Jakarta – Penanganan kasus yang menjerat seorang kontraktor dalam proyek konstruksi di Bekasi menuai sorotan. Kuasa hukum menilai perkara tersebut sarat kejanggalan dan diduga kuat merupakan bentuk kriminalisasi sengketa kontrak yang dipaksakan ke ranah pidana.
Kuasa hukum dari AWW Law Firm, Andi Windo Wahidin, menegaskan bahwa perkara tersebut sejatinya merupakan hubungan hukum perdata yang lahir dari kontrak kerja konstruksi Renovasi Rumah senilai 600 juta antara kliennya dengan seorang anggota DPRD Kota Bekasi.
Diketahui, pelapor dalam perkara ini merupakan anggota DPRD Kota Bekasi berinisial TH dari Fraksi PSI.
“Kalau merujuk pada fakta hukumnya, ini jelas sengketa wanprestasi. Dari nilai kontrak Pelapor baru membayarkan sekitar 350 Juta jadi jelas Tidak serta-merta bisa ditarik ke pidana,” kata Andi dalam keterangannya (4/28).
Ia mengungkapkan, tidak terdapat unsur niat jahat (mens rea) dalam perkara tersebut. Bahkan, progres pekerjaan disebut masih berjalan, yang menunjukkan adanya hubungan kontraktual yang sah di antara para pihak.
Namun yang menjadi sorotan, lanjutnya, adalah proses hukum yang dinilai berlangsung tidak wajar. Penetapan tersangka disebut dilakukan secara cepat tanpa tahapan pemeriksaan yang layak.
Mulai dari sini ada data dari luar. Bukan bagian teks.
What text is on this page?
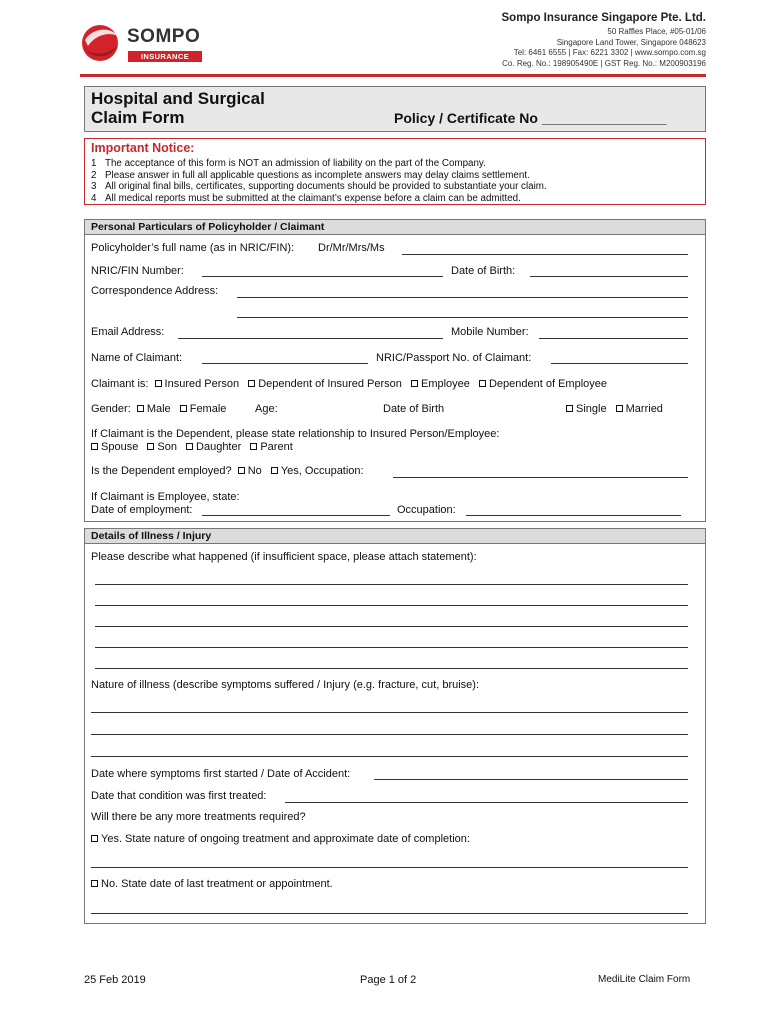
SOMPO
INSURANCE
Sompo Insurance Singapore Pte. Ltd.
50 Raffles Place, #05-01/06
Singapore Land Tower, Singapore 048623
Tel: 6461 6555 | Fax: 6221 3302 | www.sompo.com.sg
Co. Reg. No.: 198905490E | GST Reg. No.: M200903196
Hospital and Surgical
Claim Form	Policy / Certificate No ________________
Important Notice:
1 The acceptance of this form is NOT an admission of liability on the part of the Company.
2 Please answer in full all applicable questions as incomplete answers may delay claims settlement.
3 All original final bills, certificates, supporting documents should be provided to substantiate your claim.
4 All medical reports must be submitted at the claimant’s expense before a claim can be admitted.
Personal Particulars of Policyholder / Claimant
Policyholder’s full name (as in NRIC/FIN): Dr/Mr/Mrs/Ms
NRIC/FIN Number:	Date of Birth:
Correspondence Address:
Email Address:	Mobile Number:
Name of Claimant:	NRIC/Passport No. of Claimant:
Claimant is: Insured Person Dependent of Insured Person Employee Dependent of Employee
Gender: Male Female	Age:	Date of Birth	Single Married
If Claimant is the Dependent, please state relationship to Insured Person/Employee:
Spouse Son Daughter Parent
Is the Dependent employed? No Yes, Occupation:
If Claimant is Employee, state:
Date of employment:	Occupation:
Details of Illness / Injury
Please describe what happened (if insufficient space, please attach statement):
Nature of illness (describe symptoms suffered / Injury (e.g. fracture, cut, bruise):
Date where symptoms first started / Date of Accident:
Date that condition was first treated:
Will there be any more treatments required?
Yes. State nature of ongoing treatment and approximate date of completion:
No. State date of last treatment or appointment.
25 Feb 2019	Page 1 of 2	MediLite Claim Form
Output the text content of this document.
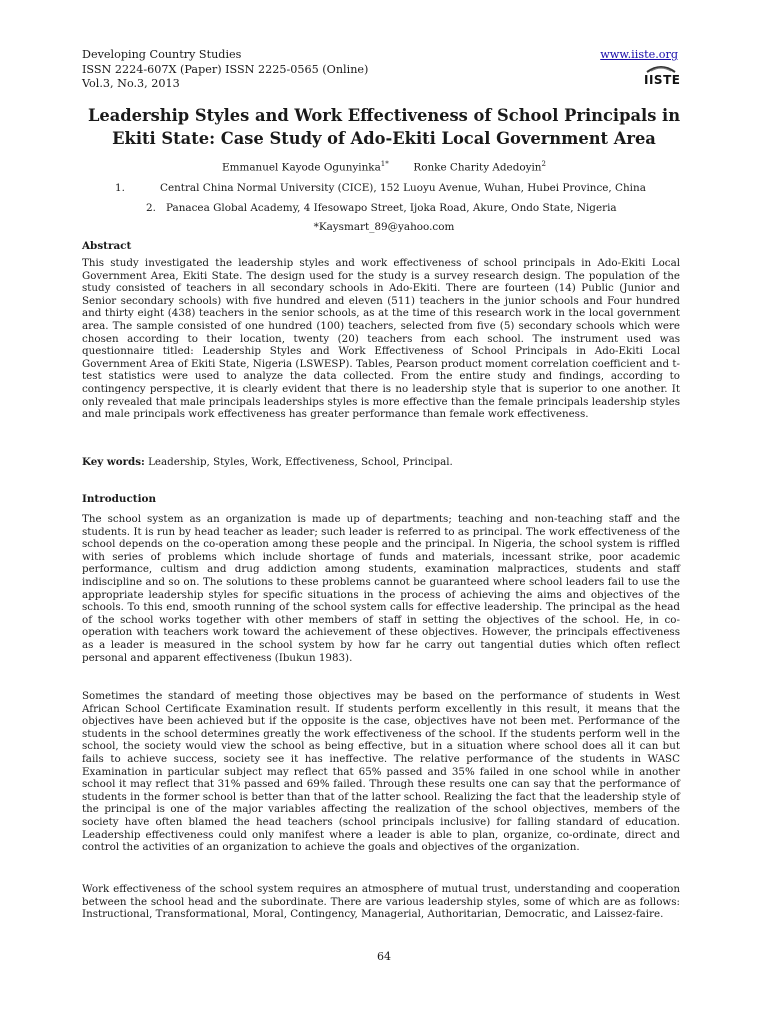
Developing Country Studies
ISSN 2224-607X (Paper) ISSN 2225-0565 (Online)
Vol.3, No.3, 2013
www.iiste.org
IISTE
Leadership Styles and Work Effectiveness of School Principals in
Ekiti State: Case Study of Ado-Ekiti Local Government Area
Emmanuel Kayode Ogunyinka$^{1*}$ Ronke Charity Adedoyin$^2$
1.	Central China Normal University (CICE), 152 Luoyu Avenue, Wuhan, Hubei Province, China
2. Panacea Global Academy, 4 Ifesowapo Street, Ijoka Road, Akure, Ondo State, Nigeria
*Kaysmart_89@yahoo.com
Abstract
This study investigated the leadership styles and work effectiveness of school principals in Ado-Ekiti Local Government Area, Ekiti State. The design used for the study is a survey research design. The population of the study consisted of teachers in all secondary schools in Ado-Ekiti. There are fourteen (14) Public (Junior and Senior secondary schools) with five hundred and eleven (511) teachers in the junior schools and Four hundred and thirty eight (438) teachers in the senior schools, as at the time of this research work in the local government area. The sample consisted of one hundred (100) teachers, selected from five (5) secondary schools which were chosen according to their location, twenty (20) teachers from each school. The instrument used was questionnaire titled: Leadership Styles and Work Effectiveness of School Principals in Ado-Ekiti Local Government Area of Ekiti State, Nigeria (LSWESP). Tables, Pearson product moment correlation coefficient and t-test statistics were used to analyze the data collected. From the entire study and findings, according to contingency perspective, it is clearly evident that there is no leadership style that is superior to one another. It only revealed that male principals leaderships styles is more effective than the female principals leadership styles and male principals work effectiveness has greater performance than female work effectiveness.
Key words: Leadership, Styles, Work, Effectiveness, School, Principal.
Introduction
The school system as an organization is made up of departments; teaching and non-teaching staff and the students. It is run by head teacher as leader; such leader is referred to as principal. The work effectiveness of the school depends on the co-operation among these people and the principal. In Nigeria, the school system is riffled with series of problems which include shortage of funds and materials, incessant strike, poor academic performance, cultism and drug addiction among students, examination malpractices, students and staff indiscipline and so on. The solutions to these problems cannot be guaranteed where school leaders fail to use the appropriate leadership styles for specific situations in the process of achieving the aims and objectives of the schools. To this end, smooth running of the school system calls for effective leadership. The principal as the head of the school works together with other members of staff in setting the objectives of the school. He, in co-operation with teachers work toward the achievement of these objectives. However, the principals effectiveness as a leader is measured in the school system by how far he carry out tangential duties which often reflect personal and apparent effectiveness (Ibukun 1983).
Sometimes the standard of meeting those objectives may be based on the performance of students in West African School Certificate Examination result. If students perform excellently in this result, it means that the objectives have been achieved but if the opposite is the case, objectives have not been met. Performance of the students in the school determines greatly the work effectiveness of the school. If the students perform well in the school, the society would view the school as being effective, but in a situation where school does all it can but fails to achieve success, society see it has ineffective. The relative performance of the students in WASC Examination in particular subject may reflect that 65% passed and 35% failed in one school while in another school it may reflect that 31% passed and 69% failed. Through these results one can say that the performance of students in the former school is better than that of the latter school. Realizing the fact that the leadership style of the principal is one of the major variables affecting the realization of the school objectives, members of the society have often blamed the head teachers (school principals inclusive) for falling standard of education. Leadership effectiveness could only manifest where a leader is able to plan, organize, co-ordinate, direct and control the activities of an organization to achieve the goals and objectives of the organization.
Work effectiveness of the school system requires an atmosphere of mutual trust, understanding and cooperation between the school head and the subordinate. There are various leadership styles, some of which are as follows: Instructional, Transformational, Moral, Contingency, Managerial, Authoritarian, Democratic, and Laissez-faire.
64
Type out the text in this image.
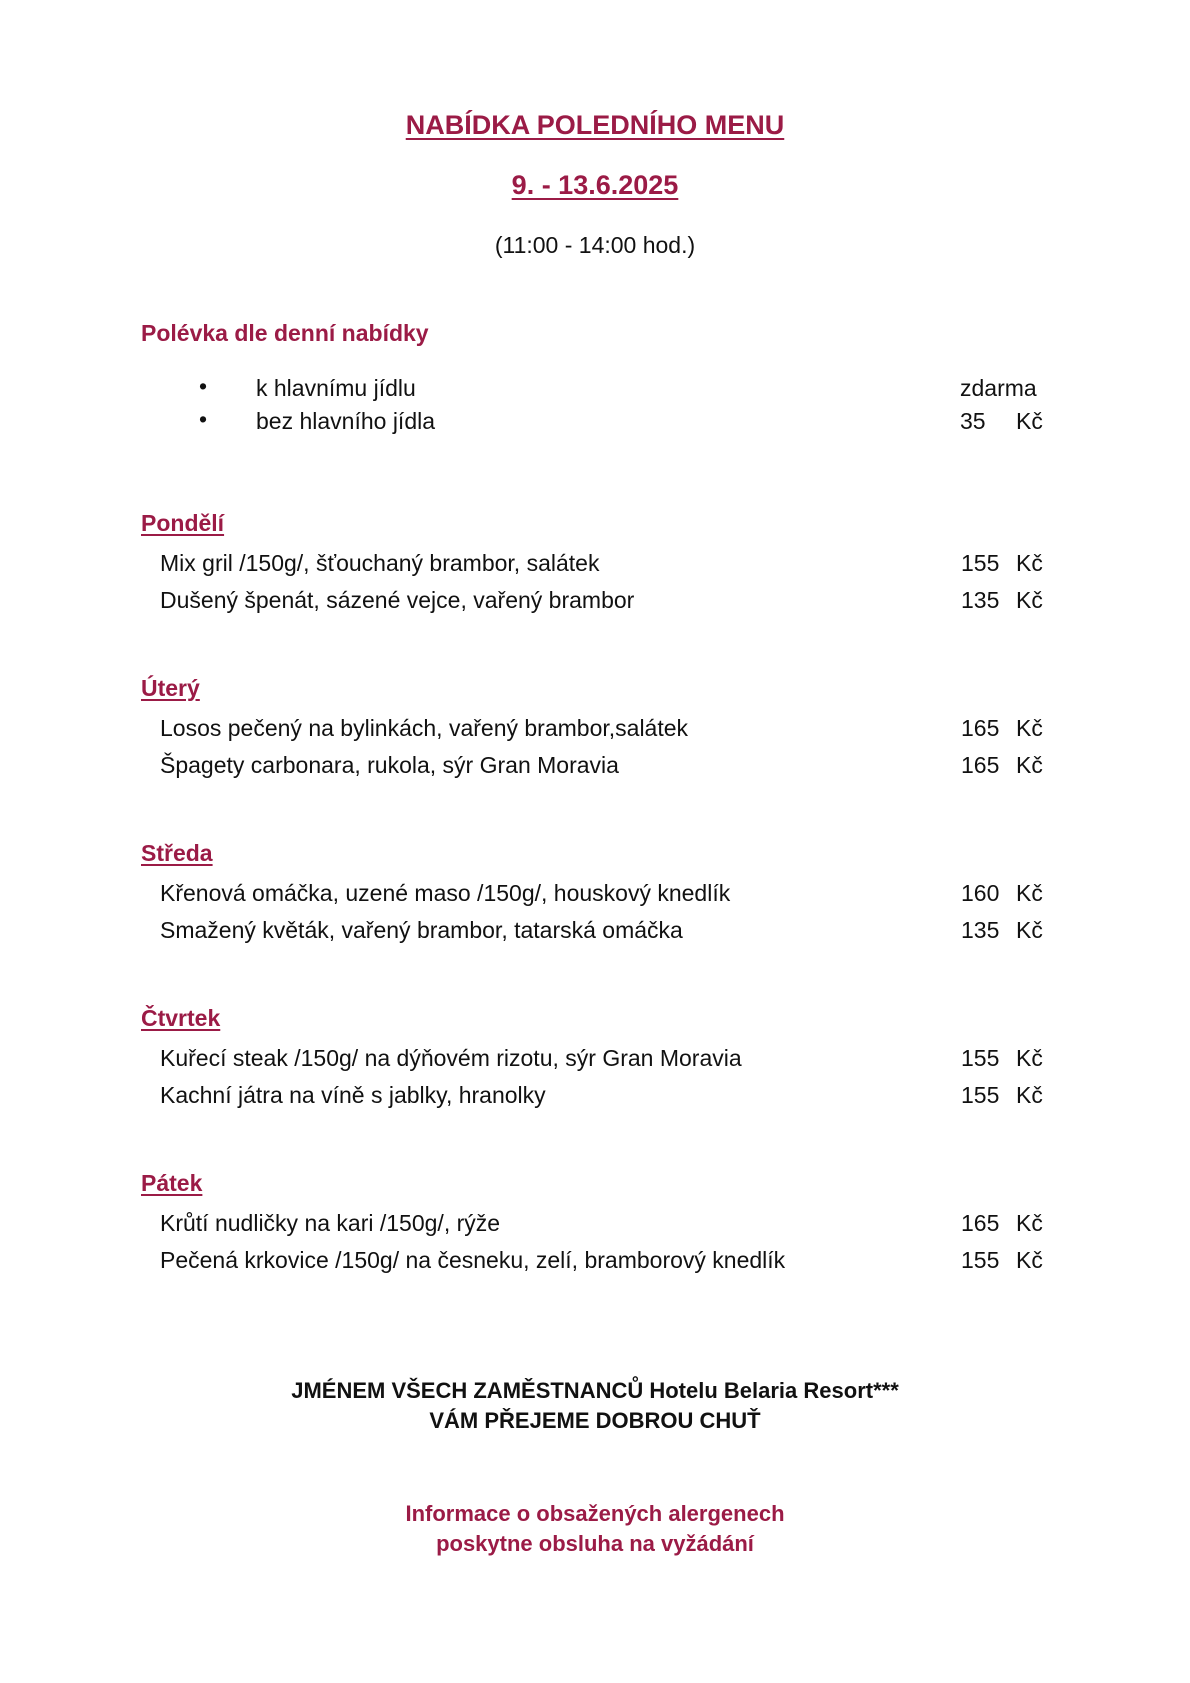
NABÍDKA POLEDNÍHO MENU
9. - 13.6.2025
(11:00 - 14:00 hod.)
Polévka dle denní nabídky
• k hlavnímu jídlu	zdarma
• bez hlavního jídla	35 Kč
Pondělí
Mix gril /150g/, šťouchaný brambor, salátek	155 Kč
Dušený špenát, sázené vejce, vařený brambor	135 Kč
Úterý
Losos pečený na bylinkách, vařený brambor,salátek	165 Kč
Špagety carbonara, rukola, sýr Gran Moravia	165 Kč
Středa
Křenová omáčka, uzené maso /150g/, houskový knedlík	160 Kč
Smažený květák, vařený brambor, tatarská omáčka	135 Kč
Čtvrtek
Kuřecí steak /150g/ na dýňovém rizotu, sýr Gran Moravia	155 Kč
Kachní játra na víně s jablky, hranolky	155 Kč
Pátek
Krůtí nudličky na kari /150g/, rýže	165 Kč
Pečená krkovice /150g/ na česneku, zelí, bramborový knedlík	155 Kč
JMÉNEM VŠECH ZAMĚSTNANCŮ Hotelu Belaria Resort***
VÁM PŘEJEME DOBROU CHUŤ
Informace o obsažených alergenech
poskytne obsluha na vyžádání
“Penetapan tersangka tidak boleh dilakukan secara sewenang-wenang. Prinsip due process of law harus dijunjung tinggi sebagaimana ditegaskan dalam Putusan Mahkamah Konstitusi melalui Putusan MK Nomor 21/PUU-XII/2014,” ujarnya.
Menurutnya, putusan tersebut mengharuskan adanya minimal dua alat bukti yang sah serta proses yang transparan dan akuntabel sebelum seseorang ditetapkan sebagai tersangka.
“Dalam kasus ini, kami melihat ada indikasi kuat proses dilakukan terburu-buru tanpa pemeriksaan yang memadai. Ini berbahaya bagi perlindungan hak warga negara,” tegasnya.
Lebih jauh, pihaknya juga menyinggung adanya dugaan penggunaan hukum pidana sebagai alat tekanan dalam sengketa kontrak, terlebih pihak pelapor diketahui merupakan pejabat publik.
“Kami tidak ingin berspekulasi, tapi fakta-fakta yang ada menunjukkan adanya potensi abuse of power. Ini harus diuji secara objektif,” katanya.
Sebagai langkah hukum, kuasa hukum telah mengajukan permohonan Gelar Perkara Khusus ke Bareskrim Polri serta melaporkannya ke Komisi Kepolisian Nasional.
Mereka mendesak agar penanganan perkara tersebut dievaluasi secara menyeluruh guna menjaga integritas penegakan hukum.
“Jangan sampai hukum pidana dijadikan alat untuk menekan pihak lain dalam sengketa bisnis. Ini preseden buruk bagi kepastian hukum di Indonesia,” tutupnya.